Berdasarkan PP 20/2026, tarif PPh Final UMKM kini hanya diperuntukan pada Wajib Pajak Orang Pribadi, Perseroan Perorangan (PT Perorangan), dan Koperasi. Sementara itu, badan usaha lain seperti yang berbentuk PT (Perseroan Terbatas biasa/non-perorangan), CV, Firma, dan Badan Usaha Milik Desa (BUMDes) yang baru terdaftar setelah peraturan tersebut berlaku, TIDAK LAGI BISA menggunakan fasilitas tarif PPh Final 0,5% sebagaimana yang ditetapkan sebelumnya dalam PP 55/2022.
Badan usaha yang dikecualikan dari tarif PPh Final UMKM (selain Wajib Pajak Orang Pribadi, PT Perorangan, dan Koperasi) dan baru didirikan setelah PP 20/2026 berlaku, maka wajib menggunakan Ketentuan Umum Pajak Penghasilan (Tarif Pasal 17 UU PPh) serta menyelenggarakan pembukuan.

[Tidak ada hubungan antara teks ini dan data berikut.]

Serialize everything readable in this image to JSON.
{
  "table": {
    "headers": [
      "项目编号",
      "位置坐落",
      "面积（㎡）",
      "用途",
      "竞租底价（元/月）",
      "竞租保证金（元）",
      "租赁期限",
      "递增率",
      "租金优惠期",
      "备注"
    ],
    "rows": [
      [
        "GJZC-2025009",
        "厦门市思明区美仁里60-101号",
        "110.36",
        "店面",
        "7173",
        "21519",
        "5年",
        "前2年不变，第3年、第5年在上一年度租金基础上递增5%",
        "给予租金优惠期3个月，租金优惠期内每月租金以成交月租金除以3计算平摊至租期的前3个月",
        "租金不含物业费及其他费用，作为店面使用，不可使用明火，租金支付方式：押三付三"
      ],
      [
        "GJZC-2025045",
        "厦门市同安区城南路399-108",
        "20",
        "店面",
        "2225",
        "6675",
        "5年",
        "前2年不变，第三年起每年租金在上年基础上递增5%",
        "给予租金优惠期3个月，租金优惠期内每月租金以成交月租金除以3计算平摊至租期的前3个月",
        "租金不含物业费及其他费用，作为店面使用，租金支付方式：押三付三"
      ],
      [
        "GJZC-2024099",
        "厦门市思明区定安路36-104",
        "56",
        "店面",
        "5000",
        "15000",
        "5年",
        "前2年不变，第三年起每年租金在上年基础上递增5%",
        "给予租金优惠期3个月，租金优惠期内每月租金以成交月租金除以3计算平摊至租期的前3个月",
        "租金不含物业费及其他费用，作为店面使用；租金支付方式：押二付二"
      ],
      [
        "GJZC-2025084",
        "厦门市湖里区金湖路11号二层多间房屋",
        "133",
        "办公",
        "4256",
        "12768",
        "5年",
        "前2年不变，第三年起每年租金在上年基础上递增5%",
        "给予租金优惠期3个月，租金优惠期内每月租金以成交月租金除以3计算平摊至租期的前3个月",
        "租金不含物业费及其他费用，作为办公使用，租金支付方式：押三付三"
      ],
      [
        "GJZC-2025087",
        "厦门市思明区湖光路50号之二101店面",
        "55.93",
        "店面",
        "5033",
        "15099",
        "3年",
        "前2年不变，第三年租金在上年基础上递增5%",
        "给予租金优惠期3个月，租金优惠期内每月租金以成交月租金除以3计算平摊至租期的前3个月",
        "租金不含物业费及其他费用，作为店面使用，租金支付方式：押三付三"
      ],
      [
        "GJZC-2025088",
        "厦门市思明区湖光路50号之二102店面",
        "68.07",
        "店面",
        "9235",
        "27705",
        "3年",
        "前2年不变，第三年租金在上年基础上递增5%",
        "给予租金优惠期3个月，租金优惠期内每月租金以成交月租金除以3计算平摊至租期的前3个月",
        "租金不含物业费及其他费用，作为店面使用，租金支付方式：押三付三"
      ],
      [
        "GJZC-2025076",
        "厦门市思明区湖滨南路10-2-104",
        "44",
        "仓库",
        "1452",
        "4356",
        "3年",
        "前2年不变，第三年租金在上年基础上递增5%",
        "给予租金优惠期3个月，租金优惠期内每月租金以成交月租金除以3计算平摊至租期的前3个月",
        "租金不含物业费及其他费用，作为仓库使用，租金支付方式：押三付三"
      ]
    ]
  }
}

Sementara itu, untuk badan usaha yang sudah terdaftar sebelum PP 20/2026 berlaku dan sedang memanfaatkan skema 0,5% sebagaimana yang diatur dalam PP 55/2022, maka badan usaha tersebut tetap diberikan masa transisi untuk menghabiskan sisa masa berlaku fasilitasnya sesuai ketentuan dalam PP 55/2022.
Meski demikian, badan usaha yang dikecualikan dari tarif PPh Final UMKM tersebut tetap dapat memanfaatkan fasilitas Pasal 31E Undang-Undang Pajak Penghasilan (UU PPh), yaitu potongan tarif 50% dari tarif normal (menjadi 11%) atas Penghasilan Kena Pajak dari bagian peredaran bruto sampai dengan Rp4,8 miliar. Artinya, selama omzet totalnya belum melebihi Rp4,8 miliar setahun, maka PT, CV, Firma, dan BUMDes masih dapat menikmati potongan tarif yang lebih ringan.
Berdasarkan ketentuan baru dalam PP 20/2026 sebagaimana yang telah dijelaskan di atas, maka dapat diasumsikan bahwa Pemerintah tampaknya ingin memperketat pembatasan subjek pajak yang benar-benar berhak mendapatkan tarif PPh Final UMKM tersebut. Hal ini jelas merupakan kabar baik untuk Wajib Pajak Orang Pribadi, PT Perorangan, Koperasi. Meski demikian, beberapa badan usaha yang dikecualikan dari tarif PPh Final tersebut tetap mendapat keringanan tarif dalam kondisi tertentu agar beban usahanya tidak melebihi dari yang dapat ditanggungnya.